Renewable energy is now much cheaper in Türkiye than fossil fuels, which are responsible for about one-fifth of the inflation the country has experienced since May, and continuing the growth of renewables could protect consumers from high fuel bills, found a new study published Tuesday.
The world is experiencing a surge in the cost of living and corresponding inflation levels, mostly attributed to supply-side factors. Soaring prices of fossil fuel-based energy preceded and accompanied this return to inflation in countries across the world, according to Cambridge Econometrics.
The report titled "Fossil Fuel Prices and Inflation in Türkiye" found that the global energy crisis triggered by Russia's war in Ukraine and combined with the depreciation of the Turkish lira has led to electricity prices going up by 102%, gas by 145% and transport fuels by 182% in the last 12 months.
Energy prices were twice as volatile as consumer prices overall, while inflation currently stands at 83% and electricity prices have accounted for only 3% as a result of state subsidies, according to the report.
Türkiye has introduced targeted measures to shield households from soaring prices at a cost to the treasury of TL 300 billion ($16 billion), or 2% of the gross domestic product (GDP), while the measures are expected to increase in 2023, the report said.
However, the lifetime cost per megawatt-hour of new solar PV, standing at $64, and onshore wind power, at $44, is now less than half the cost per megawatt-hour of natural gas-fired generation, at $128, according to Cambridge Econometrics calculations.
The report's author, Carl Heinemann, said accelerating Türkiye's transition away from dependence on fossil fuel imports and to wind and solar was the right policy choice to protect households, industry and the Turkish economy from volatile energy prices.
Electricity generation
Türkiye has increased the share of renewables in electricity generation from a quarter in 2020 to nearly half in the first half of 2022, already making significant progress in deploying renewables.
Hydro is responsible for a large share of electricity generation from renewables, ranging between 17% and 31%, but the greatest growth in renewable electricity generation came from wind energy, as its share has grown from 1% to 11% over the past 12 years.
The share of solar in total electricity generation has also risen from almost zero to 5% in the last five years.
"Growing the already strong share of renewable energy and speeding up the roll-out of electrified transport and efficient heating in Türkiye could have a disinflationary effect and place less of a burden on the economy, households and businesses, and create security of energy supply for the country," Heinemann said.

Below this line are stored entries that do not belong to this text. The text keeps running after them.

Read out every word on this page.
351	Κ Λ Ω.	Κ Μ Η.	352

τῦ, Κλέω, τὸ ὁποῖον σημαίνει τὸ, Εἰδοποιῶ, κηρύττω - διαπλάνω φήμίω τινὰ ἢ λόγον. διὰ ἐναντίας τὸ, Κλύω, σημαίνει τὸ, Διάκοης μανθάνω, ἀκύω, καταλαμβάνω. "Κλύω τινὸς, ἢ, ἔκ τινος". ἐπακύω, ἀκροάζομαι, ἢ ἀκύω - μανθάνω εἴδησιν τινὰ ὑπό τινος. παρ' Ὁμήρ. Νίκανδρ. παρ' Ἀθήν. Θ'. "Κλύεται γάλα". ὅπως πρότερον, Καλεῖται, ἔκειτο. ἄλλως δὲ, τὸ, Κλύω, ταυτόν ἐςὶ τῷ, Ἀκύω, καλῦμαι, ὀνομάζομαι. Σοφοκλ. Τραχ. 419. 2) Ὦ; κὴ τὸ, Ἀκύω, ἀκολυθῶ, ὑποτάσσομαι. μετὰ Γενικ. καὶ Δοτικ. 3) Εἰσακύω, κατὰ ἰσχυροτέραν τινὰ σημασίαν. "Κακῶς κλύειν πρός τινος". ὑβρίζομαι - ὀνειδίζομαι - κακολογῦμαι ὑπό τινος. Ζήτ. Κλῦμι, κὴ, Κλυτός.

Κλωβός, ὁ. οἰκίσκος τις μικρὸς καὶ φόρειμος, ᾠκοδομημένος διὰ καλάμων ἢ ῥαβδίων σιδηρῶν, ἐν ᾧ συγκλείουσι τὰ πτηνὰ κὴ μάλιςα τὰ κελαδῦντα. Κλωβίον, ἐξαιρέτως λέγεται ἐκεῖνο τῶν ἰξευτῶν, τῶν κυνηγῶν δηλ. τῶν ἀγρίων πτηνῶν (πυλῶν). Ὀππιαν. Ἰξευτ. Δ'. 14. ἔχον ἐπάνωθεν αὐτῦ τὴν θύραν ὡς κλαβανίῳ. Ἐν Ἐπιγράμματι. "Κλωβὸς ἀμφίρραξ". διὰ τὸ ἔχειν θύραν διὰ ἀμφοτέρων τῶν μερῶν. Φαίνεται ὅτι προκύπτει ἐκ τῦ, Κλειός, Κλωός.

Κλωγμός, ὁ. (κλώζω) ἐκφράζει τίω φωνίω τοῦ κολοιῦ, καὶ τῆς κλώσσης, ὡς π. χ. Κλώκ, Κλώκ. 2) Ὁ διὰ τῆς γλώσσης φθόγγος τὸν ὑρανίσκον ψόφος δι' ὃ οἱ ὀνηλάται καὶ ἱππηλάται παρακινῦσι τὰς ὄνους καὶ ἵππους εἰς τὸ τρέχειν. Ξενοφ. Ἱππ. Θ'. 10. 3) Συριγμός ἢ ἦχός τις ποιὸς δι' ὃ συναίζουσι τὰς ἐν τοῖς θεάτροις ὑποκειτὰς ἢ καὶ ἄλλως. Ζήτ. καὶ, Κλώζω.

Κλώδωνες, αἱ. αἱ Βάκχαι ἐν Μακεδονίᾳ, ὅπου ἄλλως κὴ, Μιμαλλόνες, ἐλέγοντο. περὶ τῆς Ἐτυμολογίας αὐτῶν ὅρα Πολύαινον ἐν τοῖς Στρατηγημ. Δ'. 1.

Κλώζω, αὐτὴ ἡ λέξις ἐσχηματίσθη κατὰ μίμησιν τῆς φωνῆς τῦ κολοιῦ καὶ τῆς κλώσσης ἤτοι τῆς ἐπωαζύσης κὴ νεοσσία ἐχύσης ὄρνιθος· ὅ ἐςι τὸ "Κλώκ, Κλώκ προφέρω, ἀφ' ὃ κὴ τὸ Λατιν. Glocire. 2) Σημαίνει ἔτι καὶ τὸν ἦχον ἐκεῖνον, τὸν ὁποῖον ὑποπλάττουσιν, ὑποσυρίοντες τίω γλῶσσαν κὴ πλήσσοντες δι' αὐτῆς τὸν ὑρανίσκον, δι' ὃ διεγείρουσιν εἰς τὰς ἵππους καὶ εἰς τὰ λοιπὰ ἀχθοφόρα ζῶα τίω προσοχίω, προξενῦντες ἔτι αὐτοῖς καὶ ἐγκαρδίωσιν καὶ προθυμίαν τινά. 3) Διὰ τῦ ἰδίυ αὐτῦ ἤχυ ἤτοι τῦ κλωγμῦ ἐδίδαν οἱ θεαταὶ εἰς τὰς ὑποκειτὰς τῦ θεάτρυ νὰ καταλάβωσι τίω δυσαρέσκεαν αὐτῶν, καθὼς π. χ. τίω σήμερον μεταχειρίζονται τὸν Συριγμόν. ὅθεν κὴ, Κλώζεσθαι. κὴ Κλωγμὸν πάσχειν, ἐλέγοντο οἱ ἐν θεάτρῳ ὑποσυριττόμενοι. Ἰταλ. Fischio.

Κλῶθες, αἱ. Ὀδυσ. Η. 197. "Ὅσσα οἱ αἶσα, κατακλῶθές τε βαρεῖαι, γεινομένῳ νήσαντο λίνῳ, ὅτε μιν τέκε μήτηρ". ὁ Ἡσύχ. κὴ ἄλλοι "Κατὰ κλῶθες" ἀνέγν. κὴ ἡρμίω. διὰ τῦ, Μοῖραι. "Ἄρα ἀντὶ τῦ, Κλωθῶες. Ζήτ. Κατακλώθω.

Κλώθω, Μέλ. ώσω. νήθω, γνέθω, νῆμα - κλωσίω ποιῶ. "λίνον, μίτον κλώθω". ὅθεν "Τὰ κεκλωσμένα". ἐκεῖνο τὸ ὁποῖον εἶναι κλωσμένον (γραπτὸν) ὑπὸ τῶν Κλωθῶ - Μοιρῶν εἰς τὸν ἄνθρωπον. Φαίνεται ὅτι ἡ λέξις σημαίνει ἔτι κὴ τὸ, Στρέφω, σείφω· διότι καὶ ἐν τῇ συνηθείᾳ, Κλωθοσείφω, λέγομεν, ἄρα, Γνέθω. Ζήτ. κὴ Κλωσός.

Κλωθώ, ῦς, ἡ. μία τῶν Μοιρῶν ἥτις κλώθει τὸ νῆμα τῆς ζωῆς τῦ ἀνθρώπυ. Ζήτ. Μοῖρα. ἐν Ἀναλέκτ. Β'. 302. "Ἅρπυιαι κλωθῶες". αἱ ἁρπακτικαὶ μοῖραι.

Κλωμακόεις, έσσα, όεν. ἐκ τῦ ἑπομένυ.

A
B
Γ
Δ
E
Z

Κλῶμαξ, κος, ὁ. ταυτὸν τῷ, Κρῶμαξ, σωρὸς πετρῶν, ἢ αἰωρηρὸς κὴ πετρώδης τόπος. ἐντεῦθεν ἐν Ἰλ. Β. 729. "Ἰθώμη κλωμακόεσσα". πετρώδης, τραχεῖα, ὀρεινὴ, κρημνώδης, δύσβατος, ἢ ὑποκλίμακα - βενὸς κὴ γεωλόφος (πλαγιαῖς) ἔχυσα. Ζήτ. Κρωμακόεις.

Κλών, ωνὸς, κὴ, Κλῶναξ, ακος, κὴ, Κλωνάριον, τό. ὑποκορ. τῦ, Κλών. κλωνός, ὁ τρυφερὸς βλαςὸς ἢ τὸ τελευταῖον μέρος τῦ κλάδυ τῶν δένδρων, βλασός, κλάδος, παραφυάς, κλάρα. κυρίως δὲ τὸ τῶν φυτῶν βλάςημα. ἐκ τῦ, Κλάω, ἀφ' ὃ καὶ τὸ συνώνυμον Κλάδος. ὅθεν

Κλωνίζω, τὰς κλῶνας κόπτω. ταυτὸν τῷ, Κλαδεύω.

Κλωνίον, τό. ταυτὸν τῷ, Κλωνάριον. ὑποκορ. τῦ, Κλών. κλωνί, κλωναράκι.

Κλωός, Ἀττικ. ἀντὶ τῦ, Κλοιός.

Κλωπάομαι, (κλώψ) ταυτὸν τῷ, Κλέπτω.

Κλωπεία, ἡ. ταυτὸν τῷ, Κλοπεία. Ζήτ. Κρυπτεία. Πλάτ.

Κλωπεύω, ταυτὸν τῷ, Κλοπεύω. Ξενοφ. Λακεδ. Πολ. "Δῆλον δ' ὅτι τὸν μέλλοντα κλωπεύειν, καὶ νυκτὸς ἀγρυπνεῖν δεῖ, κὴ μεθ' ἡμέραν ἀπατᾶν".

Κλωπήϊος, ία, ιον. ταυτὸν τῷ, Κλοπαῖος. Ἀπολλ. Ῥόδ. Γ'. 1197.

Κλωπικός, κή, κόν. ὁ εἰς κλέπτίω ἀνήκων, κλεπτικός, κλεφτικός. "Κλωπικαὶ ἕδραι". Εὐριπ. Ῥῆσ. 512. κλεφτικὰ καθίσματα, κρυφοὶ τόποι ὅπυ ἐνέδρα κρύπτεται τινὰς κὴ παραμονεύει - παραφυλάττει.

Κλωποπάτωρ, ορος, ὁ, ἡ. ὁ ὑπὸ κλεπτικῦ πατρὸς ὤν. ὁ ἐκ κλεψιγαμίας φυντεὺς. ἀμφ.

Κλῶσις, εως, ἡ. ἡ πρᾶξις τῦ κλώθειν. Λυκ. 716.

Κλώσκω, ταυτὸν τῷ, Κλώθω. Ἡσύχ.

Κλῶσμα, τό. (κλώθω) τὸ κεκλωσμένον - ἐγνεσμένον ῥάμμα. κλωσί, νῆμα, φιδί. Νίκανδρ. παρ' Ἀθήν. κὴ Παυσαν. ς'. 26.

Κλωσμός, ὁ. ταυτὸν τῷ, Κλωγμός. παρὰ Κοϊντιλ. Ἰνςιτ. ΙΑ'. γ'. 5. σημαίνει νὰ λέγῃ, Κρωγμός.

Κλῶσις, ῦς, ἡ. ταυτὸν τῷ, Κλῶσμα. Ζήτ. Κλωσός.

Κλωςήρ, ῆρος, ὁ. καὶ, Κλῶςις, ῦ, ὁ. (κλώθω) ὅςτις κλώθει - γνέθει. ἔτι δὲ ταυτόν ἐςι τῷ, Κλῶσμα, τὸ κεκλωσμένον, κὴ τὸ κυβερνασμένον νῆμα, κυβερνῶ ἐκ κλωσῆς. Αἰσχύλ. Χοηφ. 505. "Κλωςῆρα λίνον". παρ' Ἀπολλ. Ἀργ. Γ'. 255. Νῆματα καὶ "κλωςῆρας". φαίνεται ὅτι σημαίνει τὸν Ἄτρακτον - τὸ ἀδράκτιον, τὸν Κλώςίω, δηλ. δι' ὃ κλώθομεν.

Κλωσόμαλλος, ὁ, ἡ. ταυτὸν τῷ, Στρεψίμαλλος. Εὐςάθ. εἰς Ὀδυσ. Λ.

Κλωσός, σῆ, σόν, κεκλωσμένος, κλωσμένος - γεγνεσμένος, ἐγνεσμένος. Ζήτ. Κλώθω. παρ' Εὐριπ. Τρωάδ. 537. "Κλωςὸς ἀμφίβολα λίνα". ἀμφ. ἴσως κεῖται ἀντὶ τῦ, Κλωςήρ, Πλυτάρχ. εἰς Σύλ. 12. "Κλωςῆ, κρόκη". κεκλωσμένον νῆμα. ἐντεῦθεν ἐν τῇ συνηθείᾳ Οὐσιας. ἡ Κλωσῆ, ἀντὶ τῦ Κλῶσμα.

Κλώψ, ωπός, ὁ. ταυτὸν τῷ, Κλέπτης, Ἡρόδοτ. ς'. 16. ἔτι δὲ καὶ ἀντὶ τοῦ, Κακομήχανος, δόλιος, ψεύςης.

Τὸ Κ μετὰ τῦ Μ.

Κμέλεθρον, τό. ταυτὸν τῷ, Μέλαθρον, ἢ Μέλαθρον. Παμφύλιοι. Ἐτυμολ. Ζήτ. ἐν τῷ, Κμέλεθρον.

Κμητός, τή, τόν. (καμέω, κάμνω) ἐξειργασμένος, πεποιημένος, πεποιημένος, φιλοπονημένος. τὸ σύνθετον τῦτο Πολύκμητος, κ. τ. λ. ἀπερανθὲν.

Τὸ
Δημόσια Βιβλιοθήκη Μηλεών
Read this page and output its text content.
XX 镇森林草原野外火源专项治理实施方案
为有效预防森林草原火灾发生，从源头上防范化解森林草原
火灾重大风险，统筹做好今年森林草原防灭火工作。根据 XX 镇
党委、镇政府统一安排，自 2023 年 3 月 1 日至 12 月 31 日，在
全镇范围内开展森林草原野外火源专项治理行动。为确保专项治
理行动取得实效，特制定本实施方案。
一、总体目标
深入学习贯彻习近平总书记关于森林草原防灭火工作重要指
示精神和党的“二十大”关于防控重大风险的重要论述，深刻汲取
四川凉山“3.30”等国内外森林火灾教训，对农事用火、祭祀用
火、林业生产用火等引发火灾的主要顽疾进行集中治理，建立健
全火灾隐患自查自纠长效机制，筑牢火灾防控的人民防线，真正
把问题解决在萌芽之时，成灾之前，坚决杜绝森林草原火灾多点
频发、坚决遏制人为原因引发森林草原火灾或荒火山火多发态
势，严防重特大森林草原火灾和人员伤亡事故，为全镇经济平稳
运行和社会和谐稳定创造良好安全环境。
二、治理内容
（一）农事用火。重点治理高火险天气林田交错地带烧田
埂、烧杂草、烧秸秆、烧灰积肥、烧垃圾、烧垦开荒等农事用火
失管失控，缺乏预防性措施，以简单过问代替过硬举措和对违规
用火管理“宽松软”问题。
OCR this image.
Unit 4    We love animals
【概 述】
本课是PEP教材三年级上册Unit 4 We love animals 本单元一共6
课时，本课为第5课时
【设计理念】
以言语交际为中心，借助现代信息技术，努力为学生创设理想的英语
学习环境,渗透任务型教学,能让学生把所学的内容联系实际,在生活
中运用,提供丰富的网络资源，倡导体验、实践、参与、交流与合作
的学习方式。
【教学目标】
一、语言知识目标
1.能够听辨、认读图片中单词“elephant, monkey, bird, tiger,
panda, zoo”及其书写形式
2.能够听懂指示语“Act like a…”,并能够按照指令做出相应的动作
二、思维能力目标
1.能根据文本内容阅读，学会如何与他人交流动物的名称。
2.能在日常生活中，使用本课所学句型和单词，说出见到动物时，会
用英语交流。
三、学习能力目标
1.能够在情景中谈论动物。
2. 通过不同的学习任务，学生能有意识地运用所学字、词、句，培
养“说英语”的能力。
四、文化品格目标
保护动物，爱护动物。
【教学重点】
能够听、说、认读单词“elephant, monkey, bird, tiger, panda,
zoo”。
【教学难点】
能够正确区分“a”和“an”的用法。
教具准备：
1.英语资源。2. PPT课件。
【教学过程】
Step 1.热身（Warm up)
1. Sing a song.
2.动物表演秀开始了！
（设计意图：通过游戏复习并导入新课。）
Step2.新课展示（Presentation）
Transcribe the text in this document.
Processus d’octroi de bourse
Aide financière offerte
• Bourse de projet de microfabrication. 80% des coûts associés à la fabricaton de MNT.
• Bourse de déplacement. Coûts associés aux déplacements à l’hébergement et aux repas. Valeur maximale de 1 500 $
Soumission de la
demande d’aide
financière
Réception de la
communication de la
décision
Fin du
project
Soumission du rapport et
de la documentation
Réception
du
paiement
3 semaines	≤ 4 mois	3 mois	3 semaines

According to the report, continuing and expanding the support for renewables reduces Türkiye's dependence on energy imports and has the potential to reduce electricity prices in the long run as domestically produced renewables substitute for fossil fuel imports. It also should be supported with rapid electrification of transport and heating.
"Newly installed wind and solar capacity is half as expensive per megawatt-hour as gas power, so continuing and expanding support for wind and solar will also limit the need for expensive government interventions in times of high global prices," Heinemann said.